Emergency camps in Belu will be closed once there are enough houses for
the refugees, he said.
About 5,000 families of the 6,000 East Timorese families are ready to
move to a new resettlement area, he said, adding that the remaining 1,000
families do not want to be resettled, saying they have bought land near
the emergency camps.
Warsito said the United Nations High Commissioner for Refugees (UNHCR)

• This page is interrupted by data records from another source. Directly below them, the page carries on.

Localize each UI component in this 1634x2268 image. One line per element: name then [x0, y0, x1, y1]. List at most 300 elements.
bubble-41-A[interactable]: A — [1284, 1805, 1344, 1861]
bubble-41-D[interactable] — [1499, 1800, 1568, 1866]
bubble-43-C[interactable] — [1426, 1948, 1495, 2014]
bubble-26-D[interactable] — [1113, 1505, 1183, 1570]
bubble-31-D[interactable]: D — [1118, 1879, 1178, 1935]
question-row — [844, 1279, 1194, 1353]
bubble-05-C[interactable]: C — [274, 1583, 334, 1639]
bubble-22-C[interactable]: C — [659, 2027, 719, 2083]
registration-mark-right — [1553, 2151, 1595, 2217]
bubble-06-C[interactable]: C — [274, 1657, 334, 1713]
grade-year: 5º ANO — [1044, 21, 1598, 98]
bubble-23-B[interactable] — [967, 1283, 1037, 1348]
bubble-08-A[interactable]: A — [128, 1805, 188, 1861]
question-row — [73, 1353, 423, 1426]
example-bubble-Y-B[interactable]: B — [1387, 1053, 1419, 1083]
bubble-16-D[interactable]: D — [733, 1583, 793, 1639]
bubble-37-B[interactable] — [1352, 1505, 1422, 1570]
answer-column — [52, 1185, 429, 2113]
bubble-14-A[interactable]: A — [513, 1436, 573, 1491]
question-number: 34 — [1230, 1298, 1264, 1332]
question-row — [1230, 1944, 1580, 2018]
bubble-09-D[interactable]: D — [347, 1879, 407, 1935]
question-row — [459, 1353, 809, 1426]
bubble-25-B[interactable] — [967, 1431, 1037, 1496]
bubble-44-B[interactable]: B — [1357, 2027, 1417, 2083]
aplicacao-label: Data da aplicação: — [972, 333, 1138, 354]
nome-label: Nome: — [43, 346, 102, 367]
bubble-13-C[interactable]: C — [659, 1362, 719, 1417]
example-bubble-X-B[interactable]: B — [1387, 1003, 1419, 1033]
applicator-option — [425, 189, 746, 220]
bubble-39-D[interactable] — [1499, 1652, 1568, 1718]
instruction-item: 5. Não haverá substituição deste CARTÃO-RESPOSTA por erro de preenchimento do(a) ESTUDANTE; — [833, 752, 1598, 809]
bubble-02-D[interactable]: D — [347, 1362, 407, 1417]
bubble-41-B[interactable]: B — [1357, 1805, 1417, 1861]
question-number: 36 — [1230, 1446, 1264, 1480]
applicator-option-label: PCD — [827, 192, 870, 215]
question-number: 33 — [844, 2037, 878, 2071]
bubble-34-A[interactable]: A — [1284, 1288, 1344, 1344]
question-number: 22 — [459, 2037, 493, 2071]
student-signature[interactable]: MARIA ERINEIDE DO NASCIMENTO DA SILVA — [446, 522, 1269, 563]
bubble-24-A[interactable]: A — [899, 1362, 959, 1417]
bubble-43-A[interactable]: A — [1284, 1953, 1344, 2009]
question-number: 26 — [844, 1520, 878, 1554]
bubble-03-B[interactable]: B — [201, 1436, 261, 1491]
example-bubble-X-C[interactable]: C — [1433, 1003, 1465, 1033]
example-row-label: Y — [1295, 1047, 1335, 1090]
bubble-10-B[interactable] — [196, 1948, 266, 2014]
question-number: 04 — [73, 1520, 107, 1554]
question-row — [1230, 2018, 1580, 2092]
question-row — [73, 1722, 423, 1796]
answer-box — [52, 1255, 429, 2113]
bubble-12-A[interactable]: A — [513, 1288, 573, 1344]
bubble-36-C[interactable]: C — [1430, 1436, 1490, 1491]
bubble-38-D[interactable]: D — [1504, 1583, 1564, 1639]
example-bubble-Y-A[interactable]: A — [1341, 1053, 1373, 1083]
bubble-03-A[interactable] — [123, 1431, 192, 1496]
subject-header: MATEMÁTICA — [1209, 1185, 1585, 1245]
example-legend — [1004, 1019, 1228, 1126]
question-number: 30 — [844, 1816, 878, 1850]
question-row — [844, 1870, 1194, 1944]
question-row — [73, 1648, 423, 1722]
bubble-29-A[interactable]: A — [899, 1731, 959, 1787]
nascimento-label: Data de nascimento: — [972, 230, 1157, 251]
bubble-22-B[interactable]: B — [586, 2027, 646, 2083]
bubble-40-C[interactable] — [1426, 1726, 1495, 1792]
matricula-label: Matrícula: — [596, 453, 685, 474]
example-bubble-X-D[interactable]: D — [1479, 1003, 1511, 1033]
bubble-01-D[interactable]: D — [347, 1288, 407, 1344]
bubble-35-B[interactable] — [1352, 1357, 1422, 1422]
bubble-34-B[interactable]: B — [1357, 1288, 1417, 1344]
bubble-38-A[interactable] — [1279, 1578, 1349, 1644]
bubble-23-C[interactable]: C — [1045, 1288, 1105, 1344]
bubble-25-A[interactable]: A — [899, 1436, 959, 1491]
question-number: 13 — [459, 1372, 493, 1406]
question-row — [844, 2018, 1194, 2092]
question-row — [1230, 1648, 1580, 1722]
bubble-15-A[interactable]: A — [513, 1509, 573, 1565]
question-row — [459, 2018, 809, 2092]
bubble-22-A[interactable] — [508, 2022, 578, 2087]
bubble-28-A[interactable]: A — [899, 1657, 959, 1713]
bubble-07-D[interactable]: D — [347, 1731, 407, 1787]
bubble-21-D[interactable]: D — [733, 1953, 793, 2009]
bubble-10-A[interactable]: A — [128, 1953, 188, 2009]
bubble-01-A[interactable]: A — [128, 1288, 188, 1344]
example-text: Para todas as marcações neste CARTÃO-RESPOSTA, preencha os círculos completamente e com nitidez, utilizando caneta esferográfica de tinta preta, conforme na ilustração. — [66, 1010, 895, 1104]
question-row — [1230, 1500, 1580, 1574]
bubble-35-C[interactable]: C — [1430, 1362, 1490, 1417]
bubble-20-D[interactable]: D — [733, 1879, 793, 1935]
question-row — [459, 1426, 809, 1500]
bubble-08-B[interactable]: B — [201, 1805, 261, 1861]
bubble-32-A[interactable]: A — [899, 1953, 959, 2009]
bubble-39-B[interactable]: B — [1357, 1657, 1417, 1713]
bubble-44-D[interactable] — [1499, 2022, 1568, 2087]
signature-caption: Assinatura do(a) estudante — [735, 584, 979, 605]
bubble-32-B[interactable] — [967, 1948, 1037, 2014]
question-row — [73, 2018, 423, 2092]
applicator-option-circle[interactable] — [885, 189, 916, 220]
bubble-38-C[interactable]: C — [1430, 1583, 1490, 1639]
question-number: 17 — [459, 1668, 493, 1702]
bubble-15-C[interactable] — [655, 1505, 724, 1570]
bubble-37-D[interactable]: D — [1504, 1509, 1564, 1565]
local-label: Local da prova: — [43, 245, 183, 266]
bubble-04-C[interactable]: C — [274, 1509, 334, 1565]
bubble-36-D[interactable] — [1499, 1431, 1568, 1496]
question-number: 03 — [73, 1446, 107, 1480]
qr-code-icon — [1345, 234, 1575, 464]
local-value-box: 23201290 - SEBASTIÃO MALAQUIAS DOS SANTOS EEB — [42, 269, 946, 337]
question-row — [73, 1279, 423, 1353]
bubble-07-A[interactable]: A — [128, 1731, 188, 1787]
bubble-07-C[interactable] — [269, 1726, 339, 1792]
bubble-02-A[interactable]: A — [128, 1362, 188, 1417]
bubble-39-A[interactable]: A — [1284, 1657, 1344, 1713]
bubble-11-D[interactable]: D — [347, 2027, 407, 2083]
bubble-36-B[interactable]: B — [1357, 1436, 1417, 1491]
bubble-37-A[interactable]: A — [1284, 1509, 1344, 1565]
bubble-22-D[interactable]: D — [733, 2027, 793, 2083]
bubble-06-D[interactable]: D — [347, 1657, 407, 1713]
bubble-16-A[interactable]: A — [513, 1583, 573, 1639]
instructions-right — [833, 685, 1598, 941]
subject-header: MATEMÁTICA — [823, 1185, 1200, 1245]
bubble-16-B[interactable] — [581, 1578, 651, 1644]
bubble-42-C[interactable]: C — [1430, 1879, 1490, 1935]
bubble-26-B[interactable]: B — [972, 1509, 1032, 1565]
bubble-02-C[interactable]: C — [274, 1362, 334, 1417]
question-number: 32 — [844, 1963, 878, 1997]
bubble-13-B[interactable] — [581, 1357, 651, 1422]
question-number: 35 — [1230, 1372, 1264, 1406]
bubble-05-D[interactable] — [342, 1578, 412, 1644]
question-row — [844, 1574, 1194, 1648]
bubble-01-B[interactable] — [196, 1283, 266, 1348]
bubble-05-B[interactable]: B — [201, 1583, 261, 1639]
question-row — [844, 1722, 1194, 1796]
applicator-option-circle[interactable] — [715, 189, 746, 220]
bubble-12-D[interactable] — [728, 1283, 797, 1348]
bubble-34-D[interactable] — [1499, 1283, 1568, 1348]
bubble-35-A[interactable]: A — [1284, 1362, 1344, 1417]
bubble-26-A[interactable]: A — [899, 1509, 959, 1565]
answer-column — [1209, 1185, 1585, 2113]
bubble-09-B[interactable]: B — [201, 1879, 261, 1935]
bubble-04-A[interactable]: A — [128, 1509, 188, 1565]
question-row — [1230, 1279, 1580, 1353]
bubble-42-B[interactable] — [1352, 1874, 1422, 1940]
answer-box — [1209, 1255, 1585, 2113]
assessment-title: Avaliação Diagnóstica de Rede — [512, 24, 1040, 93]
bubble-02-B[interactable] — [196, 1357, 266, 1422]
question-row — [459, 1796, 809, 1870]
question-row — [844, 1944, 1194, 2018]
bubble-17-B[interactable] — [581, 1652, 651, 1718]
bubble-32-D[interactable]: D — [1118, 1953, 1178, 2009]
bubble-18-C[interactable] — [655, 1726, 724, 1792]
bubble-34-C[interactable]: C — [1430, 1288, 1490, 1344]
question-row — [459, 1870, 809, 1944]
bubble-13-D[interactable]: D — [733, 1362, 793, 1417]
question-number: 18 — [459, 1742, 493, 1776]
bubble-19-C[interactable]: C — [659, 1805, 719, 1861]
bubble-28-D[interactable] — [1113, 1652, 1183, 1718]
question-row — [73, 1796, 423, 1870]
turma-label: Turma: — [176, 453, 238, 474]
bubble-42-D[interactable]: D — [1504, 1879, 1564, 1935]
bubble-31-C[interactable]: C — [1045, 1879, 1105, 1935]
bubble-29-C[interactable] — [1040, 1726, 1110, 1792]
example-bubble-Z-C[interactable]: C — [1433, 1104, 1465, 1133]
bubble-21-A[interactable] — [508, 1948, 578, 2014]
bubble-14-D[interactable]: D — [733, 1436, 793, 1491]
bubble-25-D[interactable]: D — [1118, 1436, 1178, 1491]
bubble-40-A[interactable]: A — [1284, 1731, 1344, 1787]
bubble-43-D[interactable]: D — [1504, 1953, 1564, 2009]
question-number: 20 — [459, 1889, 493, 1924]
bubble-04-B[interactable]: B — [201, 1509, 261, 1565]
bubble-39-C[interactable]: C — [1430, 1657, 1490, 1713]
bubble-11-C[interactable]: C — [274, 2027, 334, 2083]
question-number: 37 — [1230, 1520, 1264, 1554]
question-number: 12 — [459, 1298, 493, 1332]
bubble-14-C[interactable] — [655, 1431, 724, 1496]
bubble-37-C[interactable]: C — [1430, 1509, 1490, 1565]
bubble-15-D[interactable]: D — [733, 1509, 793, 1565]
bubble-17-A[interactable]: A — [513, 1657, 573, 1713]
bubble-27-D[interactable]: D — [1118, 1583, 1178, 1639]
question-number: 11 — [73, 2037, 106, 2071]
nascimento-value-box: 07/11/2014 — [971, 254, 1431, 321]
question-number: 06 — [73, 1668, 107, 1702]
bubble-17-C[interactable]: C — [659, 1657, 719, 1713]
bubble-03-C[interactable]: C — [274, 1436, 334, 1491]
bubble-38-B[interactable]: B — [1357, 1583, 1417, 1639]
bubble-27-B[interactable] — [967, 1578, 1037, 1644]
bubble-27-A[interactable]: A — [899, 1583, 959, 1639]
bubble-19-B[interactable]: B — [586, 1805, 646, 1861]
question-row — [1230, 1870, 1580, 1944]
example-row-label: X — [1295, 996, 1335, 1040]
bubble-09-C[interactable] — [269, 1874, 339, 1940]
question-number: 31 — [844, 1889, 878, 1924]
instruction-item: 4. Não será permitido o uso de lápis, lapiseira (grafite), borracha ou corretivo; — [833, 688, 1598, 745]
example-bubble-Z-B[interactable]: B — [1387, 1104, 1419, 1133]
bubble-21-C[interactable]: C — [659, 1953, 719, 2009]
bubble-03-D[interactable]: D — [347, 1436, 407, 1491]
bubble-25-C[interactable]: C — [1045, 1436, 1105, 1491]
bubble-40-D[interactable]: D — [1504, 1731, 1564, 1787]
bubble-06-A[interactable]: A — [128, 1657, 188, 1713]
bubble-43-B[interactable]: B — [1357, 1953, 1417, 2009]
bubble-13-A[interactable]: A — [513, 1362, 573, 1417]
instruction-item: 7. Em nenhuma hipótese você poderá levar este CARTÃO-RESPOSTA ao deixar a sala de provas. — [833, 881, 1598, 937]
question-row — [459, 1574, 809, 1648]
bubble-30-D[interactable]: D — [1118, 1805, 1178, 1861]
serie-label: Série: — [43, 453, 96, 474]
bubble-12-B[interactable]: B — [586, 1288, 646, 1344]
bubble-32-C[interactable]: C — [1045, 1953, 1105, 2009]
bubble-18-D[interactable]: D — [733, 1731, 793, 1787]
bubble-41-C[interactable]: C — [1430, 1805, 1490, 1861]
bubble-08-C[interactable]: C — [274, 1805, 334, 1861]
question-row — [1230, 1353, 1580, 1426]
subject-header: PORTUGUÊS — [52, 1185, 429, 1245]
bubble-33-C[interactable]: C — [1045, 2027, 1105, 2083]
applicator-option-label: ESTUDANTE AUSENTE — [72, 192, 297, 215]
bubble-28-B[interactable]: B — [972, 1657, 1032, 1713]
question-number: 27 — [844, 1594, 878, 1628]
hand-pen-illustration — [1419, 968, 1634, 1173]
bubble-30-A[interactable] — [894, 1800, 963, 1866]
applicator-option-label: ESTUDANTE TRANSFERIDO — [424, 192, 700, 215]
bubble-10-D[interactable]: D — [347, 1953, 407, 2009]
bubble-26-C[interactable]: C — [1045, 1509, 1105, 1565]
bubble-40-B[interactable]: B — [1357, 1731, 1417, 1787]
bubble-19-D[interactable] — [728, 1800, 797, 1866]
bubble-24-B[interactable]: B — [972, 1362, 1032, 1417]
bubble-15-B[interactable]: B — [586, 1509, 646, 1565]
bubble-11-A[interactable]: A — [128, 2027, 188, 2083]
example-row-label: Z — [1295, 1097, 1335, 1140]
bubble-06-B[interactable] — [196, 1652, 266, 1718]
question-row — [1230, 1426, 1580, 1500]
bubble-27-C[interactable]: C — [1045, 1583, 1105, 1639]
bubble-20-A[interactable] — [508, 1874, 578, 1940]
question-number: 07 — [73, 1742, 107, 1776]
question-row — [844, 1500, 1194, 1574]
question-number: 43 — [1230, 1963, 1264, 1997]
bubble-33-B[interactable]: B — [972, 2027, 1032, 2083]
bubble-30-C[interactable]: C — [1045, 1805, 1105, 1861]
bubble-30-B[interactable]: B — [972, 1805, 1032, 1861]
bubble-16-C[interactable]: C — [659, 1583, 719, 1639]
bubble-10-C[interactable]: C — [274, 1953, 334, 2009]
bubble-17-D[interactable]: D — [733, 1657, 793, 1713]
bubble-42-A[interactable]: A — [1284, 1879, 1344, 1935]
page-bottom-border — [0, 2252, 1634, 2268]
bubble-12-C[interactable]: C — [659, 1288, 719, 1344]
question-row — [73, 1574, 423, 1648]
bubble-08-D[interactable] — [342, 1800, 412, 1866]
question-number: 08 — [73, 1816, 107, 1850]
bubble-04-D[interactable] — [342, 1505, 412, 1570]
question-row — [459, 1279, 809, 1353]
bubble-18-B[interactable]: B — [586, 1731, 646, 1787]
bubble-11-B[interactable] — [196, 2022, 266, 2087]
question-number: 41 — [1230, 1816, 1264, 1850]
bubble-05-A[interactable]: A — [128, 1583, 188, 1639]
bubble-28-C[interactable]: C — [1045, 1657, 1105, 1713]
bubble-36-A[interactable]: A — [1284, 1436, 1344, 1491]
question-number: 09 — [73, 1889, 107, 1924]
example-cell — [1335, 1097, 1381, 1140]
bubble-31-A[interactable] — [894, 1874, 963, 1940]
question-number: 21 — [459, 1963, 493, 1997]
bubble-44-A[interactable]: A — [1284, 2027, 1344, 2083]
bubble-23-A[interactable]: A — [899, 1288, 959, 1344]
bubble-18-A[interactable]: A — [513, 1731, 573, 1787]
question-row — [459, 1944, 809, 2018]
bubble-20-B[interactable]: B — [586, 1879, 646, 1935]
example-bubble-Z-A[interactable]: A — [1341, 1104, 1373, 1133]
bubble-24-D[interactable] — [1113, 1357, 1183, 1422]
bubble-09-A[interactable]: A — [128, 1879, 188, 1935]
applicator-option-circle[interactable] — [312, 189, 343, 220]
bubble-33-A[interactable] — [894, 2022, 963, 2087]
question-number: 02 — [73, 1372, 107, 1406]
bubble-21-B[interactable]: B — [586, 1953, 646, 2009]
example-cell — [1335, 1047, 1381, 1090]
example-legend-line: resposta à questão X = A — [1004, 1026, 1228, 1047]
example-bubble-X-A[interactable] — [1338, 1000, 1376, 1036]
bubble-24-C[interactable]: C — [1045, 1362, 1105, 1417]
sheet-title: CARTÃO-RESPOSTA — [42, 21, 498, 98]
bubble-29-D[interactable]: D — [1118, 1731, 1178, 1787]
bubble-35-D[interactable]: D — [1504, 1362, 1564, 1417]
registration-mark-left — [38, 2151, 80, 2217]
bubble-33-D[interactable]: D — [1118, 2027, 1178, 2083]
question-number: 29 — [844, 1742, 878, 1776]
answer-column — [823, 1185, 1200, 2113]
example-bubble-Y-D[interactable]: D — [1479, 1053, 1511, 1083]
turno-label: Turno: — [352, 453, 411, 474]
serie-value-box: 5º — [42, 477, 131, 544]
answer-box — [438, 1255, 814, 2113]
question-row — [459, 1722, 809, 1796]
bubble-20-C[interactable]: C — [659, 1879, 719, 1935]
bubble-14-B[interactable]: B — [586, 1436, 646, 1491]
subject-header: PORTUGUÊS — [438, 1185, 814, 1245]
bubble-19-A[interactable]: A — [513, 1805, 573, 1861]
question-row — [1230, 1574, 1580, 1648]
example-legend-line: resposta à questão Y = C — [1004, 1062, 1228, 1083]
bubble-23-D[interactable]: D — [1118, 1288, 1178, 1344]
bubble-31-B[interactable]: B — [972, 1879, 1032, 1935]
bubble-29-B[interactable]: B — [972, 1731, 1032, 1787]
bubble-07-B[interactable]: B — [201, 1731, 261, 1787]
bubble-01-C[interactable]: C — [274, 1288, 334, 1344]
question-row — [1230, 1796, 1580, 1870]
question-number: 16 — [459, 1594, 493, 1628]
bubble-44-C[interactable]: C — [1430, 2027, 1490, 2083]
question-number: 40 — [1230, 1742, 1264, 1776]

built 850 houses and the Indonesian Body for Disaster and Refugees built
200 others for refugees in Belu in 2003.
The largest emergency camp here and another camp in a nearby protected
forest were closed last year following the setting up of 1,050 houses, he
said.
The Udayana regional military command built 100 houses in Tasifeto
Barat subdistrict last year for active military families and former East
Timorese who have retired from the Indonesian Defense Force (TNI), he
said.
Antara - The Indonesian National News Agency
January 20, 2004
BELU PEOPLE'S CLEAN-WATER PROBLEM SOLVED
Atambua, E Nusa Tenggara, Jan 20 (ANTARA)- People in Belu district,
including former East Timorese refugees staying in camps, now finally have
access to clean water thanks to the efforts of Oxfam, a British
non-governmental organization, to build a water-pipe netwerk in
cooepration with the Indonesian Care Foundation (YPI).
"In June 2003, Oxfam sent pipes and other needed materials to set
up clean water networks in Takarai and Kereana villages in the Sasita
Mean's subdistrict of Belu district. Now, the local people no longer have
difficulty obtaining clean water," said YPI Director Andreas Pareira
here on Tuesday.
He said people in the area had been experiencing a clean water problem
for a long time. The problem was only aggravated when East Timorese
refugees came to the sub district.
According to data compiled by the Sasita Mean subdistrict
administration, Takarai village was inhabited by 225 indigenous East
Nusatenggara families or 1,265 people in addition to 41 ex-East Timorese
refugee families or 218 people.
In Kereana village there were 238 indigenous East Nusatenggara families
or 797 people and 443 ex-East Timorese refugee families or 1,364 people.
INDONESIANS, EX-EAST TIMORESE HOPE JAPAN WOULD CONTINUE AID
January 20, 2004 8:38pm Antara
Atambua, E Nusa Tenggara, Jan 20 (ANTARA) - Indonesians and former East
Timorese refugees living in Indonesia's East Nusa Tenggara province have
expressed hope that Japan would continue to provide them assistance, a
spokesman has said.
"Japan had provided assistance in the form of clean water
facilities for Indonesians and former East Timorese refugees in 2002-03.
They want the assistance to be continued," leader of former refugees
living in a resettlement area here, Apolinario da Silva, said on Tuesday.
People living in areas near the border between East Nusa Tenggara and
East Timor face water shortage during droughts, he said.
Da Silva said both Indonesians and former refugees hope that Japan
would be ready to help them again by providing pipes and electric water
pumps rather than clean water.
The people will set up the equipment using their own money, he said.
About 20,000 former East Timorese refugees have already moved from
emergency camps to five resettlement areas without any clean water
facility, he said.
East Nusa Tenggara shares a border with East Timor, which many East
Timorese abandoned after the former Portuguese colony seceded from
Indonesia in 1999 through a United Nations-administered ballot.
Indonesians living near the resettlement areas, da Silva said, always
face water shortage during the dry season.
The Canadian government, through the Canadian International Development
Agency (CIDA), set up a clean water network late in 2003 for 202
Indonesian families in Tulamalae subdistrict here, he said.